Şeytanın sağdan yanaşmasının bizce en değerli açıklaması olan “sahte iman olgularının deşifresi” bağlamında ele alınan kutsallık formu, en çok din olgusunun tahrifinde işe yaramaktadır. Gelinen bu noktada rahatlıkla ifade edebiliriz ki, insanlığa ışık olması için önüne serilen düşünsel destek olan vahiy olgusu, şirk inancıyla yapılan mücadelede hem mantığa, hem de duyulara hitap edilerek kalıcı bir değişim amaçlanmıştır. Diğer bir ifadeyle müşrik tasavvur içerisinde insanların inandıklarının herhangi bir değerinin olmadığı, akıl ve duygu yetenekleri yardımıyla kendilerine buldurulmak istenmiştir.

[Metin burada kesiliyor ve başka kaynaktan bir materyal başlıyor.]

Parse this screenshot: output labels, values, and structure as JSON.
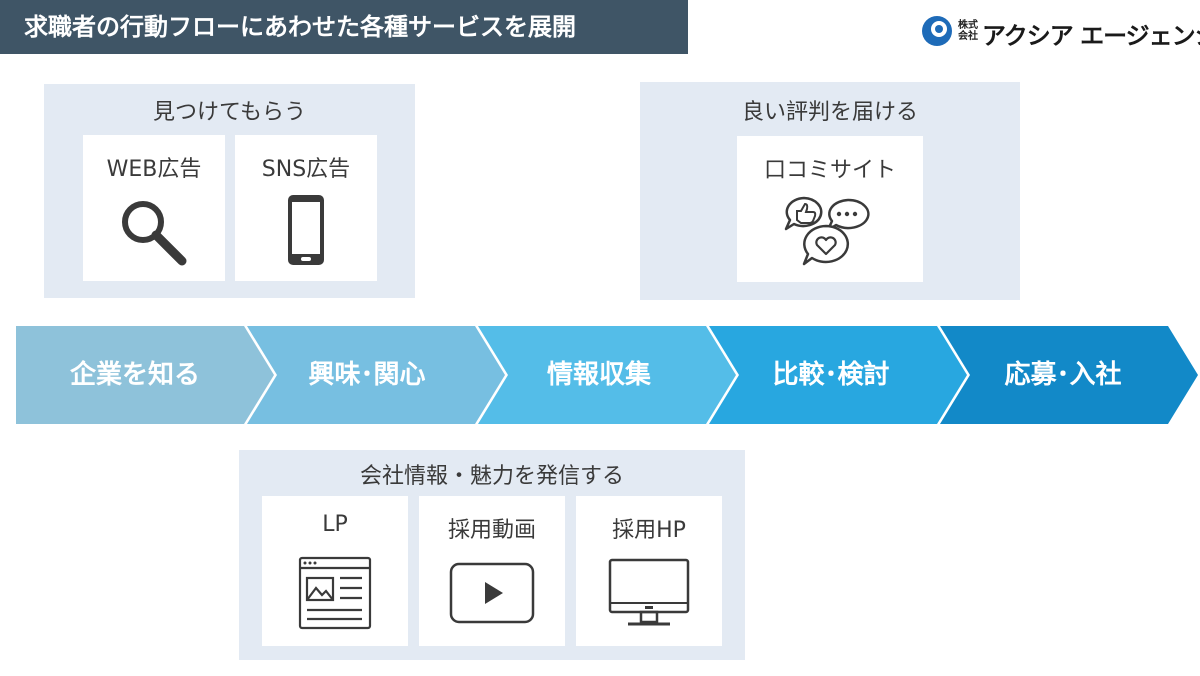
{
  "header": {
    "title": "求職者の行動フローにあわせた各種サービスを展開",
    "bg_color": "#3f5566"
  },
  "logo": {
    "small_text": "株式会社",
    "name": "アクシア エージェンシー",
    "mark_color": "#1e6bb8"
  },
  "panels": {
    "discover": {
      "title": "見つけてもらう",
      "cards": [
        {
          "label": "WEB広告",
          "icon": "magnifier-icon"
        },
        {
          "label": "SNS広告",
          "icon": "smartphone-icon"
        }
      ]
    },
    "reputation": {
      "title": "良い評判を届ける",
      "cards": [
        {
          "label": "口コミサイト",
          "icon": "speech-bubbles-icon"
        }
      ]
    },
    "company_info": {
      "title": "会社情報・魅力を発信する",
      "cards": [
        {
          "label": "LP",
          "icon": "webpage-icon"
        },
        {
          "label": "採用動画",
          "icon": "video-play-icon"
        },
        {
          "label": "採用HP",
          "icon": "monitor-icon"
        }
      ]
    }
  },
  "flow": {
    "steps": [
      {
        "label": "企業を知る",
        "color": "#8ec2da"
      },
      {
        "label": "興味･関心",
        "color": "#77bfe1"
      },
      {
        "label": "情報収集",
        "color": "#54bde8"
      },
      {
        "label": "比較･検討",
        "color": "#28a7e0"
      },
      {
        "label": "応募･入社",
        "color": "#1289c8"
      }
    ]
  },
  "colors": {
    "panel_bg": "#e3eaf3",
    "card_bg": "#ffffff",
    "icon_color": "#3a3a3a"
  }
}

Bu amacın sağlanması için insanlığın bidâyetinde kendi devirlerine has olmak üzere çeşitli mucizeler dahi gösterilmiştir. Önündeki binlerce mucizeyi göremeyen göze, bu tür mucizelerin bir şey yapamadığı ise aşikâr bir durumdur.

Beşerin yol boyunca azığı mesabesinde olan ilâhî tebliğin genelinde onun anlam haritasını zenginleştiren değinilere de yer verilmiştir. Bu meyanda insanın eğitimi öne alınarak, onun akletmesine fırsat verilmiştir. Üstelik de hemen her çağın insanını kucaklayan evrensel bir beşer eğitimi modeli üzerinden her çeşit insana yumuşak bir üslup içerisinde davranılarak, kendisini bağlayan zincirlerden kurtulması tavsiye edil­miştir. Süreç içerisinde eğitimin bu yumuşak dilinden de anlamayan insana dünyevî ve uhrevî korkutmalar üzerinden hitap edilerek, hakikati başka bir perdeden anlaması için yardımcı olunmuştur. Nitekim bu kazanımın kalıcılığı için Yüce Allah’ın elçileri için özelleşen ilâhî dâvet ilkeleri de oluşturduğu görülmektedir. Bu aşamadan sonradır ki tebliğin yumuşak versiyonu yine de bâkî kalmak üzere bir adım sonrasındaki mücadele alanı da belli edilmiştir.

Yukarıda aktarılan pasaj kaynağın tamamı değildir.